3D Volume Electron Microscopy Explores Mitochondrial and Muscle Substructure
FIB-SEM used to understand spatial relationships between mitochondria and sites of energy storage, utilization, and signaling.
Skeletal muscle is the most abundant tissue in humans. In an instant, it must coordinate the movement of signals and materials through relatively large muscle cells to generate force through muscle contractions. These contractions are maintained anywhere from seconds to hours. The Muscle Energetics Laboratory, led by Dr. Brian Glancy, at the National Heart, Lung, and Blood Institute at the National Institutes of Health, USA, seeks to understand how mitochondria are optimized within muscle cells to help maintain energy homeostasis during the large change in energy demand caused by muscle contractions. 3D volume electron microscopy (vEM) utilizing ZEISS Crossbeam FIB-SEM is a key technology that Dr. Glancy’s team has utilized to explore mitochondrial and muscle substructure as evidenced in many of their recent publications highlighted below.
There are many, many different physical interactions that are happening within these cells and when we’re doing 3D electron microscopy, we can see all of these things. This allows us to take an integrated viewpoint on muscle cell structure.
Analyzing Mitochondrial Networks
In C.K.E. Bleck et al. 2018, Dr. Glancy and team applied a connectomics approach using volume electron microscopy with FIB-SEM and SBF-SEM to quantitatively assess the mitochondrial network in cardiac, oxidative, and glycolytic muscle.
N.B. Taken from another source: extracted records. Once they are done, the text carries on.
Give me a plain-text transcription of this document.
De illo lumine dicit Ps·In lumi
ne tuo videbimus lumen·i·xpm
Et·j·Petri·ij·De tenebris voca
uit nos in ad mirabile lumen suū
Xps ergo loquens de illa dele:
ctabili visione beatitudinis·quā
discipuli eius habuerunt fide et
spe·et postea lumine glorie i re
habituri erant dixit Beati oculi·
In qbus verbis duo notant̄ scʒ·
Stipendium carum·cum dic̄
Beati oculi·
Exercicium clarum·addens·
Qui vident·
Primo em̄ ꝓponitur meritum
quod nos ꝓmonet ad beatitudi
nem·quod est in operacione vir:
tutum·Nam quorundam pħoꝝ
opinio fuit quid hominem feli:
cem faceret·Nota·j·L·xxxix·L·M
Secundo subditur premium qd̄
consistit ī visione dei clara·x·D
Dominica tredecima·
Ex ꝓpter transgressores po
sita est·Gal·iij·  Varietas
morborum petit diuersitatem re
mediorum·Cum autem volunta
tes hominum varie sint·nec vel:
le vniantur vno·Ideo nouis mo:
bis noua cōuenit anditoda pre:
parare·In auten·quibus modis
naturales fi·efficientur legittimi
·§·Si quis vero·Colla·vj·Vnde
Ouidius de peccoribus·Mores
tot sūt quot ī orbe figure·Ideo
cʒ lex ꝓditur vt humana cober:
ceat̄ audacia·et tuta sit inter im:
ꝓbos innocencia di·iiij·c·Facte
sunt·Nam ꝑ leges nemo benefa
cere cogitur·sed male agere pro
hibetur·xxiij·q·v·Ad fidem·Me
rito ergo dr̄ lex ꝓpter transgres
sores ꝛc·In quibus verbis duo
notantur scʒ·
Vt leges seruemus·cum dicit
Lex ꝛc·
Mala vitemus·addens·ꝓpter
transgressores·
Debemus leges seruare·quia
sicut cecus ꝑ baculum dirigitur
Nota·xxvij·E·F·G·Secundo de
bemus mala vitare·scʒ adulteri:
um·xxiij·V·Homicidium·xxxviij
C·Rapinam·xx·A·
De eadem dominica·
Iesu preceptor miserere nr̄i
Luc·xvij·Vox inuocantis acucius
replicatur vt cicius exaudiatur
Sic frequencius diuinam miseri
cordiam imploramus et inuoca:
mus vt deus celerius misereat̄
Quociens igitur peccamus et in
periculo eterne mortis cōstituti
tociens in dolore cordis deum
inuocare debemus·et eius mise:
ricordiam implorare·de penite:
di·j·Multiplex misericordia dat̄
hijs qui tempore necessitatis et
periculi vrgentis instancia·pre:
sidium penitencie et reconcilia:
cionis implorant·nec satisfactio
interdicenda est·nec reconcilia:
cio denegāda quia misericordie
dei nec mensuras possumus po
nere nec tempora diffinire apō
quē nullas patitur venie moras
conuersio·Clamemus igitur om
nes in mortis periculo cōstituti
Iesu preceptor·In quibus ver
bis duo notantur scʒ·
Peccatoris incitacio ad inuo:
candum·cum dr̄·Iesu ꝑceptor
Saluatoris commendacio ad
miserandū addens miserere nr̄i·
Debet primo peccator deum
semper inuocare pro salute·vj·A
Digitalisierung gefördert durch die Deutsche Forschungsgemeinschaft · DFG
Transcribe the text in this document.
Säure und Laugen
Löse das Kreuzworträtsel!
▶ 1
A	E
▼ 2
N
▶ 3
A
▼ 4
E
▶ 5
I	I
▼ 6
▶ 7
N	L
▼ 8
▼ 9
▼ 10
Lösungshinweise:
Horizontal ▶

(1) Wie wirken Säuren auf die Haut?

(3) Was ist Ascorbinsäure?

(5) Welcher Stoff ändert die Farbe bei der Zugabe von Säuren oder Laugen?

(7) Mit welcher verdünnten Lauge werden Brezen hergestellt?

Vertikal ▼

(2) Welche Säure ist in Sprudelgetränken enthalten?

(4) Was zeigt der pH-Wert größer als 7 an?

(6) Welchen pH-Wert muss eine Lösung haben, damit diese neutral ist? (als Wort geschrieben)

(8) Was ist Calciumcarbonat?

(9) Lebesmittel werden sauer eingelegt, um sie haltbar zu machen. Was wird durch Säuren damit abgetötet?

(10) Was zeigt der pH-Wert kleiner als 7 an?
They showed that each muscle type, with its differing contraction demands, had different mitochondrial network configurations. They also assessed mitochondria-lipid droplet interactions and found evidence that individual mitochondria may be tuned to specialize in energy distribution or calcium cycling.
3D Electron Microscopy of Sarcomeres
A Branching Myofibrillar Matrix
In T.B. Willingham et al. 2020, Dr. Glancy's group uses volume electron microscopy with FIB-SEM to unveil that striated muscle cells form a continuous myofibrillar matrix with frequent, branching sarcomeres. Their work examines changes in branching during postnatal development and in different muscle types. They suggest a new theory for how force is generated based on a mesh-like myofibrillar network rather than many individual, parallel myofibrils.
3D Modeling of Sarcomere Interactions
Mitochondrial Networks Influences Sarcomere and Myosin Filament Structure
Mitochondria must supply a constant energy stream to actin and myosin filaments within muscle sarcomeres to sustain muscle contractions over time. In P. Katti et al. 2022, 3D electron microscopy is used to examine variations in sarcomere cross-sectional area and provide evidence that both sarcomere structure and myofilament interactions are influenced by the location and orientation of mitochondria within muscle cells.
3D EM of Drosophila Muscle Types
Analyzing Myofibrillar Connectivity
Continuing their work from T.B. Willingham et al. 2020 mentioned above, Dr. Glancy and team looked into the extent to which myofibrillar connectivity is evolutionarily conserved as well as mechanisms which regulate the specific architecture of sarcomere branching. In P.T. Ajayi et al. 2022, they present 3D electron microscopy evidence which indicates fruit flies have a myofibrillar connectivity on/off switch that is regulated by both cell-type dependent and independent mechanisms.
3D electron microscopy allows us to see how all the pieces fit together and how this puzzle changes across different cell types and environments. As a result, we have a better understanding of how a muscle cell is built, how it works, and how we may be able to fix it when it doesn’t.